Before you create the external data source, you need to restart the SQL Server container. To restart your a container started by docker compose you can use this:

docker compose restart sql1

If you don’t restart the SQL Server container you’ll get this error:

Msg 46530, Level 16, State 11, Line 1
External data sources are not supported with type GENERIC.

Create your external datasource on your s3 compatible object storage, referencing where it is on the network LOCATION, and the credential you just defined

CREATE EXTERNAL DATA SOURCE s3_ds
WITH
(    LOCATION = 's3://s3.example.com:9000/'
,    CREDENTIAL = s3_dc
)

First, we can access data in the s3 bucket and for a simple test, let’s start with CSV. During the docker compose up, the build copied a CSV into the bucket it created. This should output Hello World!

SELECT  * 
FROM OPENROWSET
(    BULK '/sqldatavirt/helloworld.csv'
,    FORMAT       = 'CSV'
,    DATA_SOURCE  = 's3_ds'
) 
WITH ( c1 varchar(50) )             
AS   [Test1]

OPENROWSET is cool for infrequent access, but if you want to layer on SQL Server security or use statistics on the data in the external data source, let’s create an external table. This first requires defining an external file format. In this example, its CSV

CREATE EXTERNAL FILE FORMAT CSVFileFormat
WITH
(    FORMAT_TYPE = DELIMITEDTEXT
,    FORMAT_OPTIONS  ( FIELD_TERMINATOR = ','
,                      STRING_DELIMITER = '"'
,                      FIRST_ROW = 1 )
);

Next, we define the table’s structure. The CSV here is mega simple, just a couple rows with a two columns. When defining the external table where the data lives on our network with DATA_SOURCE, the LOCATION within that DATA_SOURCE and the FILE_FORMAT

CREATE EXTERNAL TABLE HelloWorld ( c1 varchar(50) )
WITH (
     DATA_SOURCE = s3_ds
,    LOCATION = '/sqldatavirt/helloworld.csv'
,    FILE_FORMAT = CSVFileFormat
);

Now we can access the data just like any other table in SQL server.
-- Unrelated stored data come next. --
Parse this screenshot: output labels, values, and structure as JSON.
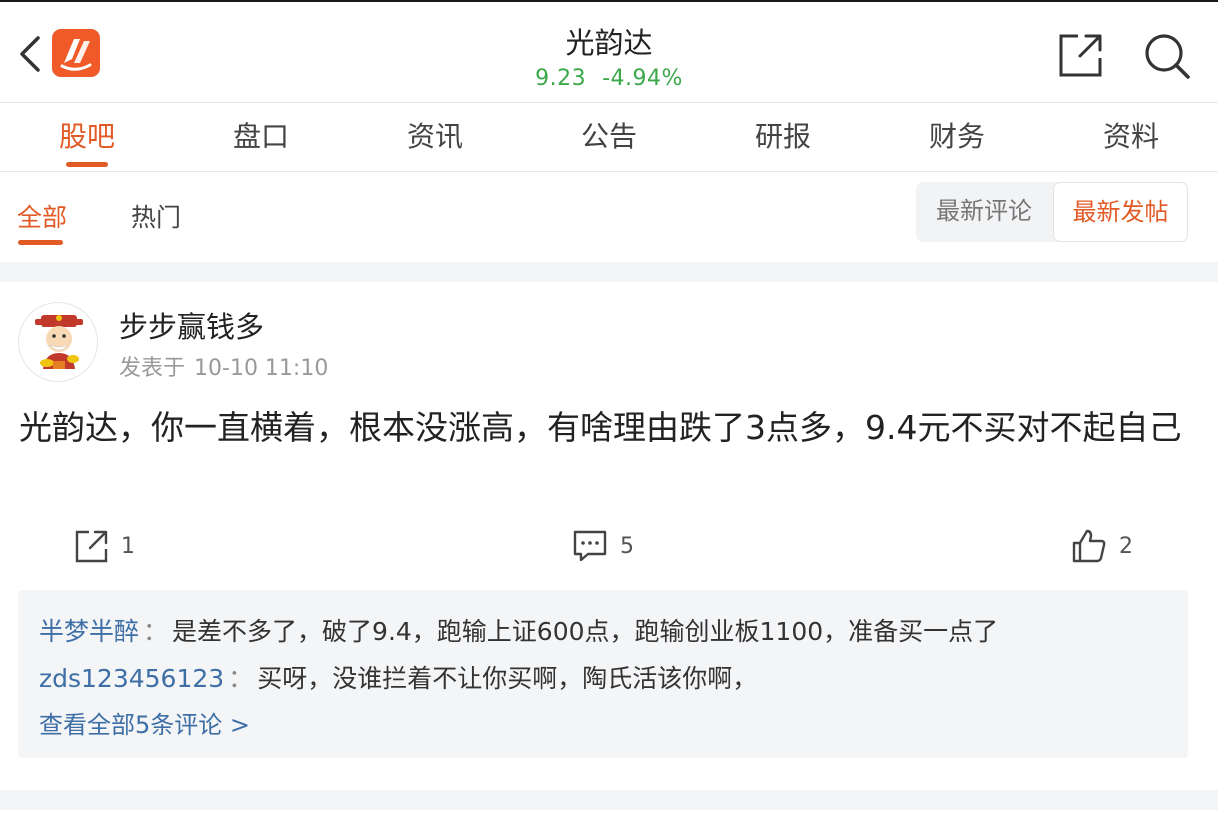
{
  "header": {
    "title": "光韵达",
    "price": "9.23",
    "change_pct": "-4.94%",
    "quote_color": "#3ba84a",
    "brand_color": "#f05a28"
  },
  "tabs": [
    {
      "label": "股吧",
      "active": true
    },
    {
      "label": "盘口",
      "active": false
    },
    {
      "label": "资讯",
      "active": false
    },
    {
      "label": "公告",
      "active": false
    },
    {
      "label": "研报",
      "active": false
    },
    {
      "label": "财务",
      "active": false
    },
    {
      "label": "资料",
      "active": false
    }
  ],
  "subtabs": {
    "all": "全部",
    "hot": "热门",
    "sort_comment": "最新评论",
    "sort_post": "最新发帖"
  },
  "post": {
    "author": "步步赢钱多",
    "posted_prefix": "发表于",
    "posted_time": "10-10 11:10",
    "content": "光韵达，你一直横着，根本没涨高，有啥理由跌了3点多，9.4元不买对不起自己",
    "share_count": "1",
    "comment_count": "5",
    "like_count": "2"
  },
  "comments": [
    {
      "user": "半梦半醉",
      "sep": "：",
      "text": "是差不多了，破了9.4，跑输上证600点，跑输创业板1100，准备买一点了"
    },
    {
      "user": "zds123456123",
      "sep": "：",
      "text": "买呀，没谁拦着不让你买啊，陶氏活该你啊，"
    }
  ],
  "view_all": "查看全部5条评论 >",
  "icons": [
    "back-arrow-icon",
    "app-logo-icon",
    "share-icon",
    "search-icon",
    "comment-icon",
    "thumbs-up-icon"
  ]
}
SELECT * FROM [HelloWorld];

A note about Polybase using containers with default settings

If you get this error below, you will want to increase the memory resource in your Docker configuration. The default is 2GB, I set it to 4GB an all worked.

2022-08-13 13:09:43.22 spid41s     There is insufficient system memory in resource pool 'internal' to run this query.

Wrap things up

When you’re done, you can use docker compose down --volumes --rmi local to clean up all the resources, images, network, and the volumes holding the database in the databases and MinIO.